With Snowflake, we've embraced a more dynamic and self-service approach to usage metrics management. Our teams can access metrics with just one click, giving immediate insights into data usage patterns. This shift has fostered a culture of data-driven decision-making, empowering each team member with the information they need to contribute effectively to our mission.

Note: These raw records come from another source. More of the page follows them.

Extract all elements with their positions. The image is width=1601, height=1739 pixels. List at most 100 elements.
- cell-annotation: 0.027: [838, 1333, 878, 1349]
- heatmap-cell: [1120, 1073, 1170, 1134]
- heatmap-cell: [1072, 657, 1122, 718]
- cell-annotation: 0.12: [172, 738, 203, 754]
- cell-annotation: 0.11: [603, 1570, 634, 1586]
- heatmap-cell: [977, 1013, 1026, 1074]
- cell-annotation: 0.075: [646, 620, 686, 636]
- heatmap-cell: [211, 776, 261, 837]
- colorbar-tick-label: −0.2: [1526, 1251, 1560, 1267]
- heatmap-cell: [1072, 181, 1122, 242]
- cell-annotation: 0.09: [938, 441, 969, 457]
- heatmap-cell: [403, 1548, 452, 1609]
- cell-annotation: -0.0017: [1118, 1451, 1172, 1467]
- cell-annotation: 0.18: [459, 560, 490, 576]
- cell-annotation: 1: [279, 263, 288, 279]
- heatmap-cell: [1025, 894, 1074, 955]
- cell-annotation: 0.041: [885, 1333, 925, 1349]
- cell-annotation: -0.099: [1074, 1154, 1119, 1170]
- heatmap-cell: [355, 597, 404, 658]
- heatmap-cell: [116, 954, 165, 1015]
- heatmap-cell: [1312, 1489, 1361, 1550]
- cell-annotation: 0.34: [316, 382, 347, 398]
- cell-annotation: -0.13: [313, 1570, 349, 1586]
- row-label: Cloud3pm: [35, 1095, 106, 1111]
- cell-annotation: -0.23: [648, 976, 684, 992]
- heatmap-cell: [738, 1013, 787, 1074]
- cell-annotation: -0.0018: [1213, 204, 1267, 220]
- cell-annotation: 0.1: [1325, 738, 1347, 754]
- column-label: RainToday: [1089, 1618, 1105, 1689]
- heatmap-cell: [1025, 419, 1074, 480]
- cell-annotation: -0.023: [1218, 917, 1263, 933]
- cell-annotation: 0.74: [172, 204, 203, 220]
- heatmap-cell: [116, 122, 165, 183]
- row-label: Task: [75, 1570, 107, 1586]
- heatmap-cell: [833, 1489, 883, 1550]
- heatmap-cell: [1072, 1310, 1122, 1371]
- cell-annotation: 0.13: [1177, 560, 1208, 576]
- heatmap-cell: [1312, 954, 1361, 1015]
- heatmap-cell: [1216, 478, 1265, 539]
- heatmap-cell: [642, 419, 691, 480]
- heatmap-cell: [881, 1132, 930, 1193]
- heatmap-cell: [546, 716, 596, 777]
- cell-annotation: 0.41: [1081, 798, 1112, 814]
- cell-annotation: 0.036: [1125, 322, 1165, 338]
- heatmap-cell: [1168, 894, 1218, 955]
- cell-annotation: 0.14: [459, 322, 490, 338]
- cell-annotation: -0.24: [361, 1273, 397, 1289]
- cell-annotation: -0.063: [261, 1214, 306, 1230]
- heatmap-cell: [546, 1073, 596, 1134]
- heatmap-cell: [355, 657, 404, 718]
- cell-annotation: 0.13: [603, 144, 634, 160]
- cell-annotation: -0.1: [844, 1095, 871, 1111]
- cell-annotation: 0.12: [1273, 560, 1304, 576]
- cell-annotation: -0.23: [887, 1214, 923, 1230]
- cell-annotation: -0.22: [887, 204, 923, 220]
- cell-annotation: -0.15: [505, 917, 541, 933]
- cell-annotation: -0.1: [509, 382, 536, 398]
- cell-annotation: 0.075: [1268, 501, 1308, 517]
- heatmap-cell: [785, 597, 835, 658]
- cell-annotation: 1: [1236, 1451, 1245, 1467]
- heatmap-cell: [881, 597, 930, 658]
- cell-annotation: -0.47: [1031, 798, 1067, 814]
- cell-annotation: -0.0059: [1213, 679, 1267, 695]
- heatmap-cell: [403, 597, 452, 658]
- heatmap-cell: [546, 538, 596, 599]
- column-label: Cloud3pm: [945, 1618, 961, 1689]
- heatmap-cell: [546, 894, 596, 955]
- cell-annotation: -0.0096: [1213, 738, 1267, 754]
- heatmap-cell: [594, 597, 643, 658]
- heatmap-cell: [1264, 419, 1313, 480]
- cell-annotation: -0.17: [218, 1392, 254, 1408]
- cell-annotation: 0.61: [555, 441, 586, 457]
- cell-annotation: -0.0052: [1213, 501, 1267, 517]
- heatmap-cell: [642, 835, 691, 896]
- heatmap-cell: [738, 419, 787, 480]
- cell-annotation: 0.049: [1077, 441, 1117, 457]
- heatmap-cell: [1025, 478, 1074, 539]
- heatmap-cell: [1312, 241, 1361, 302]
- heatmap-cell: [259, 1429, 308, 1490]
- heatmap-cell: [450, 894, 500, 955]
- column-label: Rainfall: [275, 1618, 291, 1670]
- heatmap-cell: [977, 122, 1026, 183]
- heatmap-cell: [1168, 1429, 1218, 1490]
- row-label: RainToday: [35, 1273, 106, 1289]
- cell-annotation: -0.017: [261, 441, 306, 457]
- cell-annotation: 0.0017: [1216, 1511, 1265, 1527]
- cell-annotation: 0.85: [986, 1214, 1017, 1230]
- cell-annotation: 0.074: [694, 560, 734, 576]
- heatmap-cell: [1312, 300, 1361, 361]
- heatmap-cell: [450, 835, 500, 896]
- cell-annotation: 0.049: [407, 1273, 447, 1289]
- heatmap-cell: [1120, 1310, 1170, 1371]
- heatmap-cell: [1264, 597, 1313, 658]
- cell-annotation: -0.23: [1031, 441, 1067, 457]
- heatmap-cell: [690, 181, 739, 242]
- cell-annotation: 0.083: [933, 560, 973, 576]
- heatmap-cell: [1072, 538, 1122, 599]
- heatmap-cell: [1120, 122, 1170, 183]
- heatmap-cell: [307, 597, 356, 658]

Snowflake marketplace also provides us with the ability to share our datasets. Most recently, we shared the AACR Project GENIE Portal on the Snowflake Marketplace. While this is just the metadata of the dataset, we learned it may be possible to build an application in Snowflake that could provide the data-sharing features required to share the dataset along with the metadata.
Synapse’s Global Reach
Another advantage of integrating Snowflake into our data management ecosystem is its ability to provide insight into Synapse’s global usage. Leveraging a publicly available Snowflake marketplace dataset (IPinfo), we've been able to map the usage of Synapse across all continents, except Antarctica.
Number of unique GENIE downloaders per month
In Q1 of 2024, AACR Project GENIE was viewed in over 100 different countries, and data was downloaded by over 250 unique users. This global perspective informs our strategic planning and underscores the appeal and applicability of Synapse in realizing our mission.
Final Thoughts
The strategic deployment of Snowflake as our data warehouse has been transformative for Sage Bionetworks. It has enabled us to manage our data more efficiently, realize significant cost savings, and provide a self-service view into critical usage metrics across our platform. Our platform's global usage contributes to our commitment to facilitating open, collaborative research.
The journey with Snowflake is just beginning, but its impact is already profound, setting a new standard for data management at Sage.